Gravastars in $f(\mathbb{T},\mathcal{T})$ gravity.

We propose a stellar model under the $f(\mathbb{T},\mathcal{T})$ gravity following Mazur-Mottola's conjecture [Mazur (2001), Mazur (2004)] known as gravastar which is generally believed as a viable alternative to black hole. The gravastar consists of three regions, viz., (I) Interior region, (II) Intermediate shell region, and (III) Exterior region. The pressure within the interior core region is assumed to be equal to the constant negative matter-energy density which provides a constant repulsive force over the thin shell region. The shell is assumed to be made up of fluid of ultrarelativistic plasma and following the Zel'dovich's conjecture of stiff fluid [Zeldovich (1972)] it is also assumed that the pressure which is directly proportional to the matter-energy density according to Zel'dovich's conjecture, does cancel the repulsive force exerted by the interior region.
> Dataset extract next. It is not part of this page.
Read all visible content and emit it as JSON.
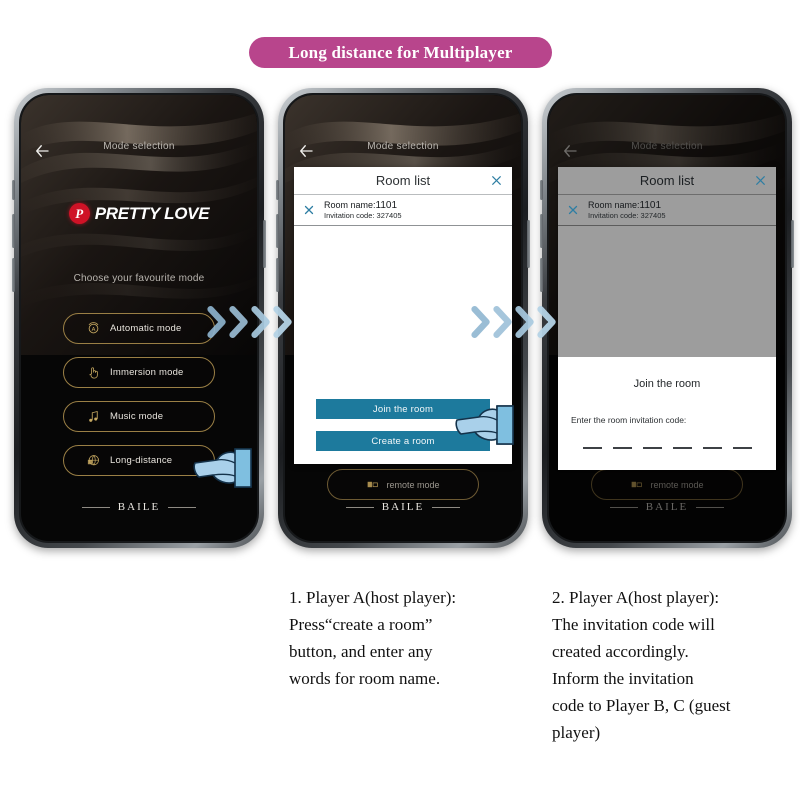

The exterior region is completely vacuum and it can be described by the Schwarzschild solution. Under all these specifications we find out a set of exact and singularity-free solutions of the gravastar presenting several physically valid features within the framework of alternative gravity, namely $f(\mathbb{T},\mathcal{T})$ gravity [Harko (2014)], where the part of the gravitational Lagrangian in the corresponding action is taken as an arbitrary function of torsion scalar $\mathbb{T}$ and the trace of the energy-momentum tensor $\mathcal{T}$.